On February 9, a huge bomb exploded in London's dockland, marking the end of the "total cessation of all military activities" declared by the Provisional Irish Republican Army (IRA) at the end of August 1994. Northern Ireland was bad news once more.
We in Northern Ireland are locked together in destructive relationships that are shaped and expressed by ideologies that have a clear religious content and are themselves products of the long and bitter history of religious conflict. We "myth-understand" one another and our history in the light of these ideologies.
When the cease-fire was first declared, there were high hopes that a final end to our conflict was at hand. There was talk of peace dividends, economic revival, and as always in Ireland of money from America. It did not take long for things to begin to go wrong. Most of the problems revolved around the willingness of the British government, and more important the Northern Ireland Unionist parties, to trust the IRA. What they wanted was the IRA to say some words or make some gesture to the effect that violence was over, permanently.
With its roots in the tradition articulated by Patrick Pearse's oath, "That we will free our race from bondage, or that we will fall fighting hand to hand"-the IRA could do no such thing. The Ulster Protestants, with their long tradition of mistrust of all things Irish and Catholic, could make no move to accommodate themselves to the olive branch on offer, flimsy and insubstantial as it might have been.
Our hearts are too possessed by our myths of redemptive violence
for us to give up their ways easily, too inured to the human and
economic costs. Even that bomb and the breakdown in the cease-fire
had more to do with the fact that our mutual misunderstanding
continues to enslave us than with the intransigence of the British
government. It is we, in our mutual mistrust, who will not sit
down to talk with one another.
THE GUN HAS BEEN in Irish politics since guns became common, and the gun has a way of becoming insidiously addictive. Like all addicts we are often reluctant to admit that we have a problem. Much simpler to blame someone or something else. And like all addicts we are at least familiar, if not at ease, with our addiction, familiar enough for any new situation to be seriously disorienting, even threatening.

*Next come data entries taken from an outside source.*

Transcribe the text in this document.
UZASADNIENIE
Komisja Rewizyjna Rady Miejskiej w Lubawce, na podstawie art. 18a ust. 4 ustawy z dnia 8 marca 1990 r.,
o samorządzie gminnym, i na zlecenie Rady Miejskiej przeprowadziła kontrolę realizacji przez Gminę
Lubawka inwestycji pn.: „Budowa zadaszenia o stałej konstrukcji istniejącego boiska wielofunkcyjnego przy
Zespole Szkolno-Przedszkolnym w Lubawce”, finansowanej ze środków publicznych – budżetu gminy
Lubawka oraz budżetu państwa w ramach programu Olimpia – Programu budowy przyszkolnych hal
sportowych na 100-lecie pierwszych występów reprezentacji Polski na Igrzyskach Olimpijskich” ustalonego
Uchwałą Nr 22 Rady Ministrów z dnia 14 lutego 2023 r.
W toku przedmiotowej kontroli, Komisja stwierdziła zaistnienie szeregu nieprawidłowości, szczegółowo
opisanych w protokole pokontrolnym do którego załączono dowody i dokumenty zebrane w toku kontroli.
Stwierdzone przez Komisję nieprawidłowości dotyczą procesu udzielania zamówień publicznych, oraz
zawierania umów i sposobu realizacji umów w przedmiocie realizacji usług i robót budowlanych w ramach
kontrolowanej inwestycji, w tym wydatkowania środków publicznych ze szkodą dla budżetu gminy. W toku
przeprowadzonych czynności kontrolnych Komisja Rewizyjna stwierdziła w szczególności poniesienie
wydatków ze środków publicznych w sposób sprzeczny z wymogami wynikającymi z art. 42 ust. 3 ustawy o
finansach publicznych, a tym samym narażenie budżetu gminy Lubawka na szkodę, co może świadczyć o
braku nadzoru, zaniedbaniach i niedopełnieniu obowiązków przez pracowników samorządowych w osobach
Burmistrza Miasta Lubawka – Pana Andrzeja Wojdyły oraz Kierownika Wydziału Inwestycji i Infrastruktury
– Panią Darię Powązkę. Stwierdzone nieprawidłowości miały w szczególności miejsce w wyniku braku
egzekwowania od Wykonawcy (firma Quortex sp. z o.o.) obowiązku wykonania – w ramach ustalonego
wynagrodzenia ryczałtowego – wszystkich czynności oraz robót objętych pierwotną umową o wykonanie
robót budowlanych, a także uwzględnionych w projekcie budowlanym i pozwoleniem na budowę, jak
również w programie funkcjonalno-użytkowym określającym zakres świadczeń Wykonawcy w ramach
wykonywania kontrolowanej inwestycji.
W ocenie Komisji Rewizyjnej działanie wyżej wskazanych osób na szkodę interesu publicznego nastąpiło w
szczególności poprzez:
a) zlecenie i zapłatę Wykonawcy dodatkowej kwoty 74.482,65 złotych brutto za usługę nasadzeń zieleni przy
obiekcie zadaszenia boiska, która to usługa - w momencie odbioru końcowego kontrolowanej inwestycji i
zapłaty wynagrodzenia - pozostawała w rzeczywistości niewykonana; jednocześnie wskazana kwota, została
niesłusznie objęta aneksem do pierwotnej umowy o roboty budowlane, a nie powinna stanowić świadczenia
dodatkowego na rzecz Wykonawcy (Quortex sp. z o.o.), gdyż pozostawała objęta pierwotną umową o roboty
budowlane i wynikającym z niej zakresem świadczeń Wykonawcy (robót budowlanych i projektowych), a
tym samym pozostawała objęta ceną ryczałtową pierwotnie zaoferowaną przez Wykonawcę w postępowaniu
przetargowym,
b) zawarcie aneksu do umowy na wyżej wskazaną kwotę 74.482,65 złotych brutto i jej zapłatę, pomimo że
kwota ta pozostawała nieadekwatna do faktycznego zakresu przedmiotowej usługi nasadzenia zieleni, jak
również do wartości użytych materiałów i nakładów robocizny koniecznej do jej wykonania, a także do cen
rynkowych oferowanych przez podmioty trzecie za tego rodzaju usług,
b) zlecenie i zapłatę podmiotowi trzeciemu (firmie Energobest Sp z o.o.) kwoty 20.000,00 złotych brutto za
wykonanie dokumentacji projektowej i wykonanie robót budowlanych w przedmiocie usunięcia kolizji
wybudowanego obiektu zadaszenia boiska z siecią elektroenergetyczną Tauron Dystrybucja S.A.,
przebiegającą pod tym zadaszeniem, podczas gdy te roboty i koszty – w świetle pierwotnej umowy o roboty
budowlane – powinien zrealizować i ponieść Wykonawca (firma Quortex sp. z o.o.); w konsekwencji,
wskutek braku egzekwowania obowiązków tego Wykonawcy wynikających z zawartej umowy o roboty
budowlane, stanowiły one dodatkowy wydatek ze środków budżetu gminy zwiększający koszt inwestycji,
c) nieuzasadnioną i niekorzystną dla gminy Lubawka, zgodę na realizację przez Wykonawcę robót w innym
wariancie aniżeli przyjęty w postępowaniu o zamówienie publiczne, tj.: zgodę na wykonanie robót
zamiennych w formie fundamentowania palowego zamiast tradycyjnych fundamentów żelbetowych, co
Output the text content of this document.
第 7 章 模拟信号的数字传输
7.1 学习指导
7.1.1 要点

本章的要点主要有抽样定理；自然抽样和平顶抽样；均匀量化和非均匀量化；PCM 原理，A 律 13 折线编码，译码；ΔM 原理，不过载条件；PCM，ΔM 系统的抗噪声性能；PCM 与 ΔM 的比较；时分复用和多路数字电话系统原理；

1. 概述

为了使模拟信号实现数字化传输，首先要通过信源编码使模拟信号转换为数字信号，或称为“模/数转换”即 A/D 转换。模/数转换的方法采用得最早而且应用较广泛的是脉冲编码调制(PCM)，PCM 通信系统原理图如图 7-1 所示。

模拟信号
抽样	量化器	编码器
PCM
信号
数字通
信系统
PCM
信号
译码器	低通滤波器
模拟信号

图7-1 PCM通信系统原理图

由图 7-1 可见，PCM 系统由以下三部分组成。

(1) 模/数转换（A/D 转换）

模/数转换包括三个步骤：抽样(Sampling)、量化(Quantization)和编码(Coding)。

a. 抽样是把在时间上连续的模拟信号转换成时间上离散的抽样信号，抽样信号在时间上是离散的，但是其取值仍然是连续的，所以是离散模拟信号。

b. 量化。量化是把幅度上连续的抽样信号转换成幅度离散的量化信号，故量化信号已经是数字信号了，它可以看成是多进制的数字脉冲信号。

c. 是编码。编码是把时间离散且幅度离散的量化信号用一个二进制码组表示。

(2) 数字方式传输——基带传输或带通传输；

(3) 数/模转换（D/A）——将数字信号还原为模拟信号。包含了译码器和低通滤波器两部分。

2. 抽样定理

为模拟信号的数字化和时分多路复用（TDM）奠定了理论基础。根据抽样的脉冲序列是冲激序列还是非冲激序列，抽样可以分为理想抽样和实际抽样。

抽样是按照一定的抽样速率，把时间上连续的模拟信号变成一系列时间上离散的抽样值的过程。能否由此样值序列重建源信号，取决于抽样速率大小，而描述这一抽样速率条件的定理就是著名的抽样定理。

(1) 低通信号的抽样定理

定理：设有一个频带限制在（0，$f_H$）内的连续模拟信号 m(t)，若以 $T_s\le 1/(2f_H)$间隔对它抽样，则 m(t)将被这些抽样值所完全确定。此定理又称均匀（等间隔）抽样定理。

I suspect that this is true even of those, like me, who have always, or mostly always, been uncomfortable with the more obvious forms of sectarianism. When push comes to shove we can identify our enemy, as much as any vigorous Unionist or Nationalist-we know what it is we are against. We are comfortable with that certitude, even if we are not too sure what it is that we are for.
The cease-fire, I rather suspect, disconcerted us as much as anyone else, and we spent much time in the last year on an agonizing search for new, post cease-fire meanings to our work and aspirations. I do not mean to be overly bleak, but I think it best to name this particular power that has us in its grip, in order that we may engage it, to use Walter Wink's language.
There are also signs of hope. When the troubles first began, there were absolutely no bridges across the divisions in our community. Few if any were doing cross-community work; indeed I doubt if many were even aware that such a thing might be necessary! As violence developed, any attempts to speak of peace and reconciliation were openly condemned as treason.
Today relationships have been formed where once there were none. There has been excellent, even daring, work done by the small contact groups that built these new relationships. The long patient years of this sort of work, the cease-fire, the hope it evoked, and the sheer frustration its ending engendered may shift our cultural paradigms. People may be about to move from seeing work for peace as betrayal to accepting it, even if only as a necessary evil.
There will of course always be those who oppose any step away from the old familiar traditions. No community is free from this. Tony de Mello wrote, "What you need is not security but the daring of the gambler; not solid ground to stand on but the dexterity of the swimmer."
Not long ago my wife Lyn and I stood with our children in a crowded town square. We stood like sheep before the shearers, in mute protest against violence, praying that there is enough of the swimmer and gambler in us to build a new world where we live. The afternoon was bright, almost mild. It might well have been spring, the time for new life and hope.
KEITH SCOTT is Church of Ireland (Anglican) rector of the Arclinis group of parishes in the glens of Antrim, Northern Ireland.